Based on and subject to the foregoing assumptions and qualifications, we are of the opinion that (i) the Shares, when sold and issued in accordance with the Registration Statement, the Prospectus and the Securities Purchase Agreement, will be validly authorized and issued, fully paid and non-assessable, (ii) the Warrants when sold and issued in accordance with the Registration Statement, the Prospectus and the Securities Purchase Agreement, will be validly authorized, created and issued, and (iii) upon exercise of the Warrants in accordance with the terms thereof, which exercise will include the payment or delivery of the required exercise price thereunder, the Warrant Shares, if any, will be validly authorized and issued, fully paid and non-assessable.

 

We hereby consent to the filing of this opinion as an exhibit to a report on Form 6-K and to the use of our name in the Registration Statement and the Prospectus.
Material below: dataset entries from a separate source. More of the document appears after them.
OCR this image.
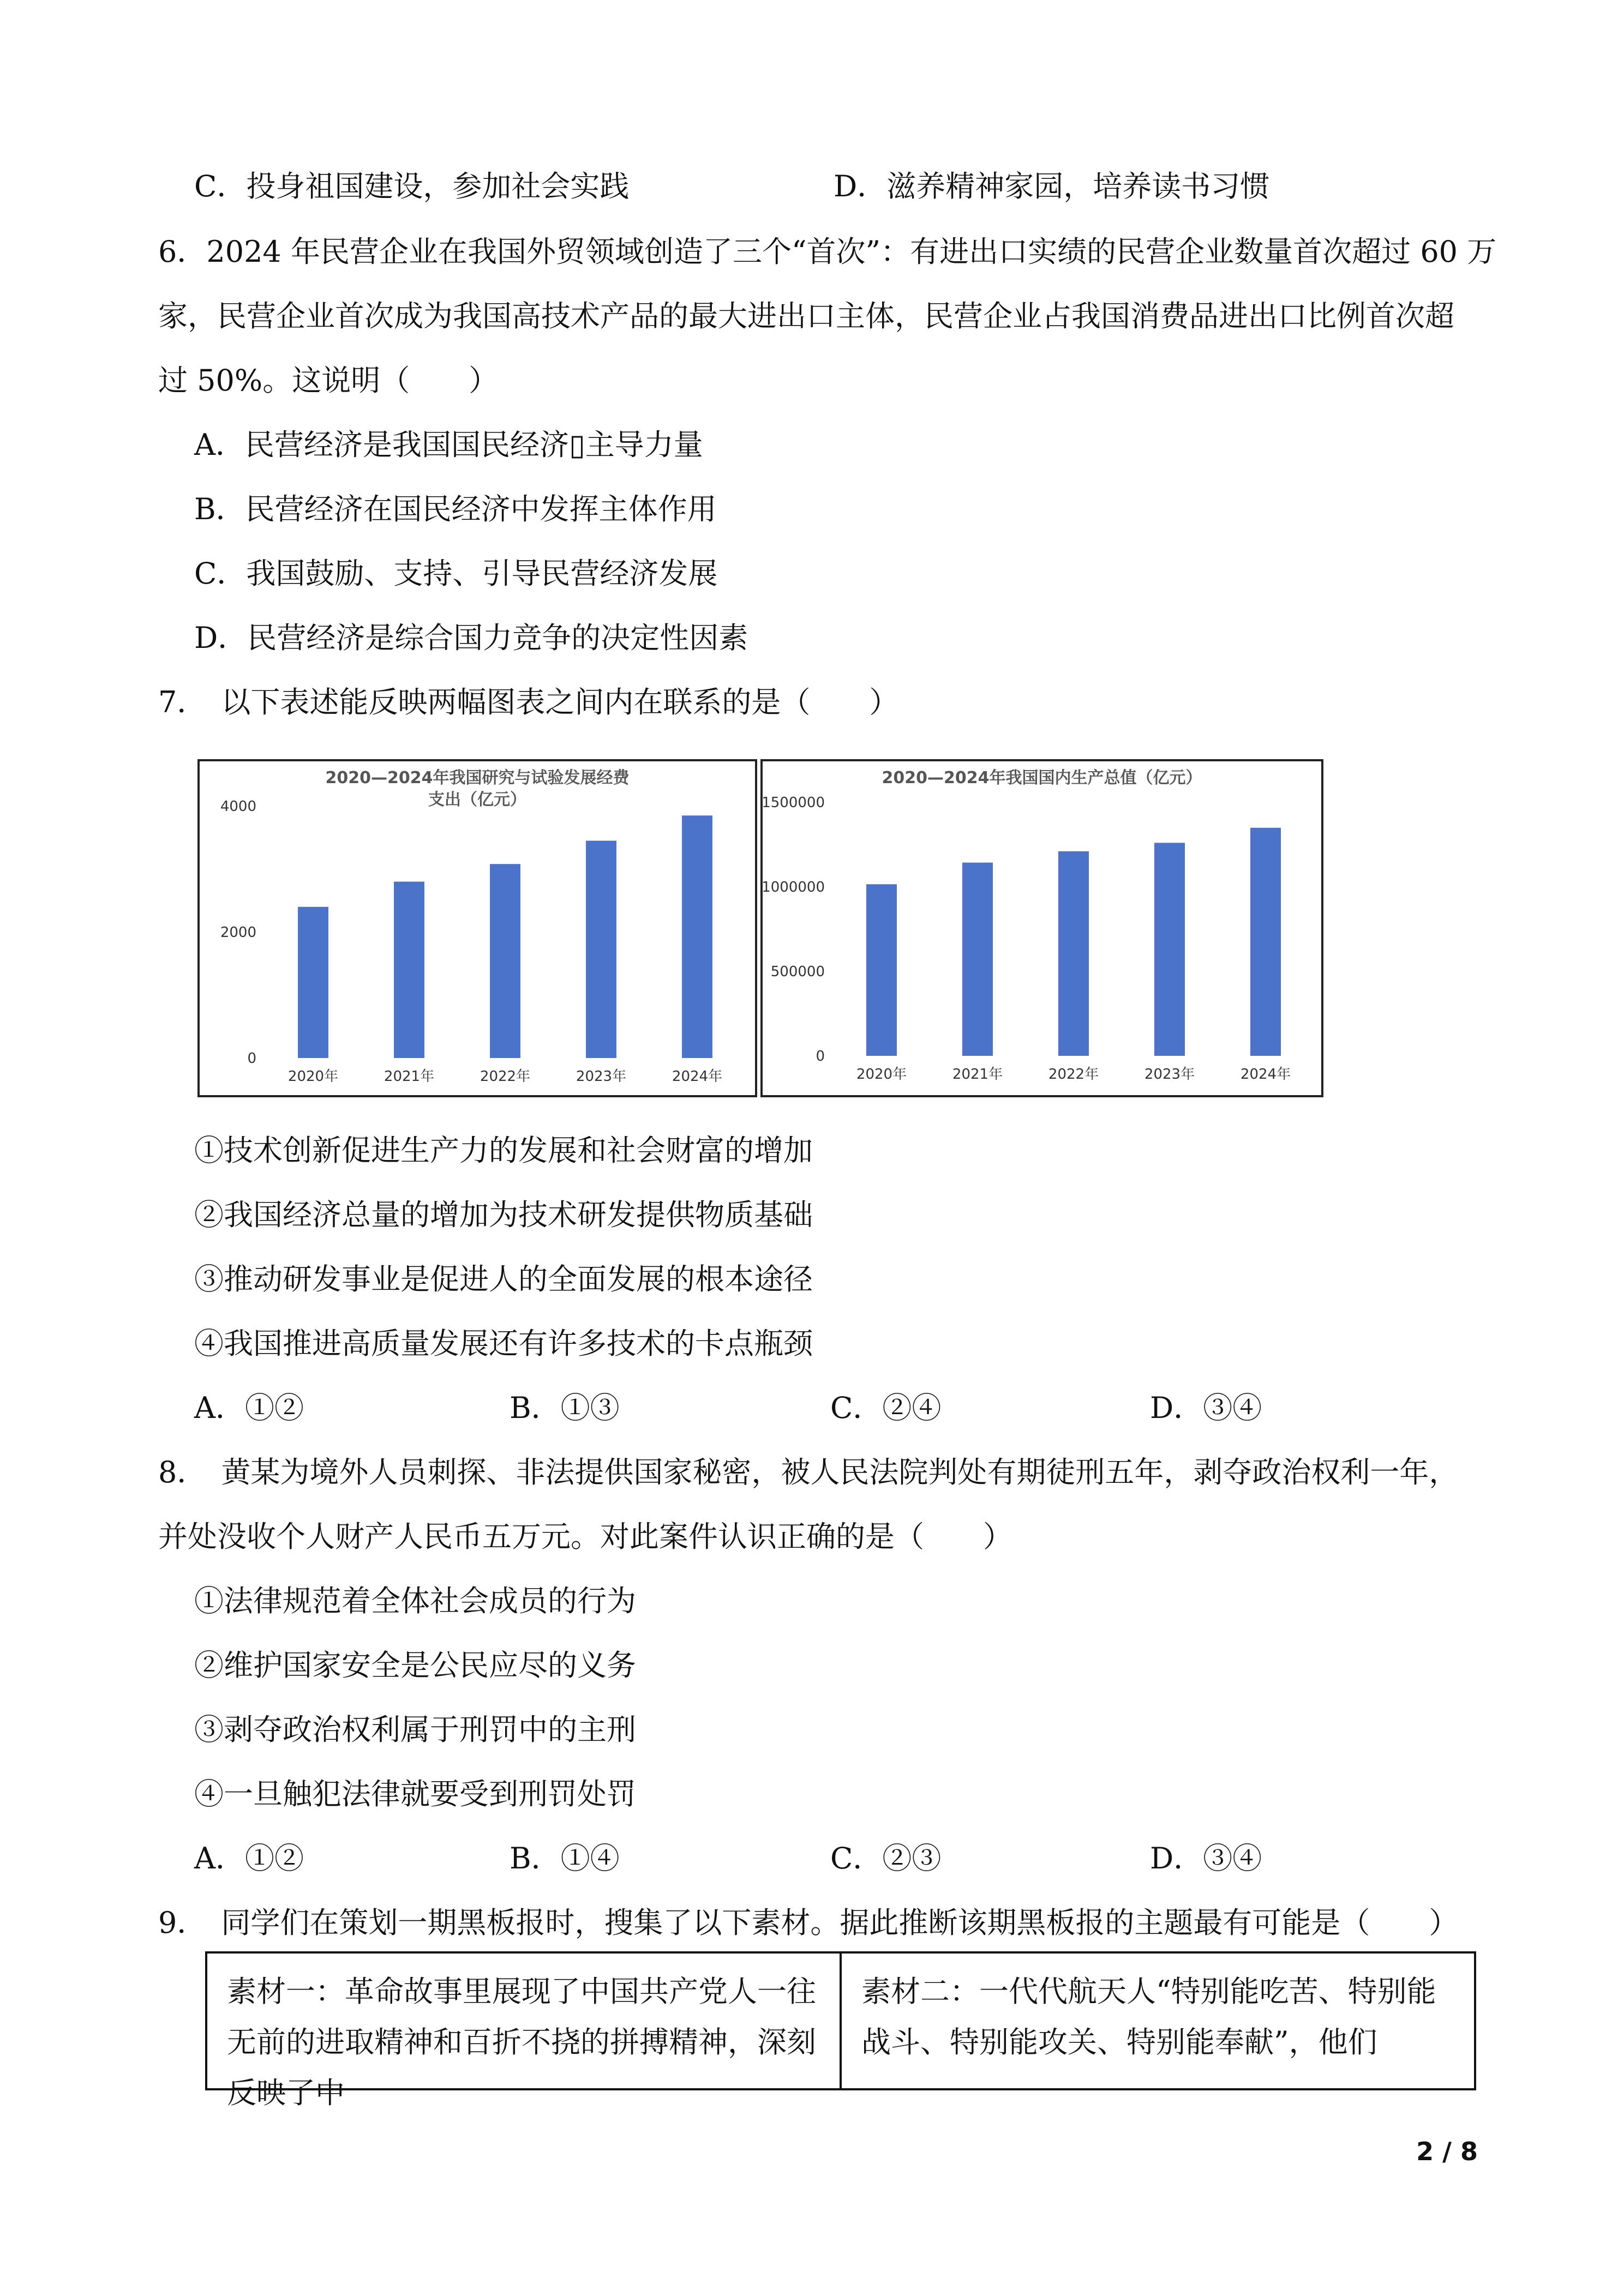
C．投身祖国建设，参加社会实践	D．滋养精神家园，培养读书习惯
6．2024 年民营企业在我国外贸领域创造了三个“首次”：有进出口实绩的民营企业数量首次超过 60 万
家，民营企业首次成为我国高技术产品的最大进出口主体，民营企业占我国消费品进出口比例首次超
过 50%。这说明（　　）
A．民营经济是我国国民经济▯主导力量
B．民营经济在国民经济中发挥主体作用
C．我国鼓励、支持、引导民营经济发展
D．民营经济是综合国力竞争的决定性因素
7．　以下表述能反映两幅图表之间内在联系的是（　　）
2020—2024年我国研究与试验发展经费
支出（亿元）
0
2000
4000
2020年	2021年	2022年	2023年	2024年
2020—2024年我国国内生产总值（亿元）
0
500000
1000000
1500000
2020年	2021年	2022年	2023年	2024年
①技术创新促进生产力的发展和社会财富的增加
②我国经济总量的增加为技术研发提供物质基础
③推动研发事业是促进人的全面发展的根本途径
④我国推进高质量发展还有许多技术的卡点瓶颈
A．①②	B．①③	C．②④	D．③④
8．　黄某为境外人员刺探、非法提供国家秘密，被人民法院判处有期徒刑五年，剥夺政治权利一年，
并处没收个人财产人民币五万元。对此案件认识正确的是（　　）
①法律规范着全体社会成员的行为
②维护国家安全是公民应尽的义务
③剥夺政治权利属于刑罚中的主刑
④一旦触犯法律就要受到刑罚处罚
A．①②	B．①④	C．②③	D．③④
9．　同学们在策划一期黑板报时，搜集了以下素材。据此推断该期黑板报的主题最有可能是（　　）
素材一：革命故事里展现了中国共产党人一往无前的进取精神和百折不挠的拼搏精神，深刻反映了中
素材二：一代代航天人“特别能吃苦、特别能战斗、特别能攻关、特别能奉献”，他们
2 / 8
In giving this consent, we do not thereby admit that we are in the category of persons whose consent is required under the Act or the rules and regulations promulgated thereunder. We hereby further consent to Katten Muchin Rosenman LLP, as United States counsel to the Corporation, relying on this opinion in connection with the delivery of their opinion with respect to the Warrants that are offered pursuant to the Securities Purchase Agreement and under the Registration Statement, including the Prospectus. The opinions expressed herein are given as at the date hereof and are based upon, and subject to, legislation and regulations in effect as of the date hereof. We specifically disclaim any obligation, and make no undertaking to supplement our opinions herein, as changes in the law occur and facts come to our attention that could affect such opinions, or otherwise advise any person of any change in law or fact which may come to our attention after the date hereof.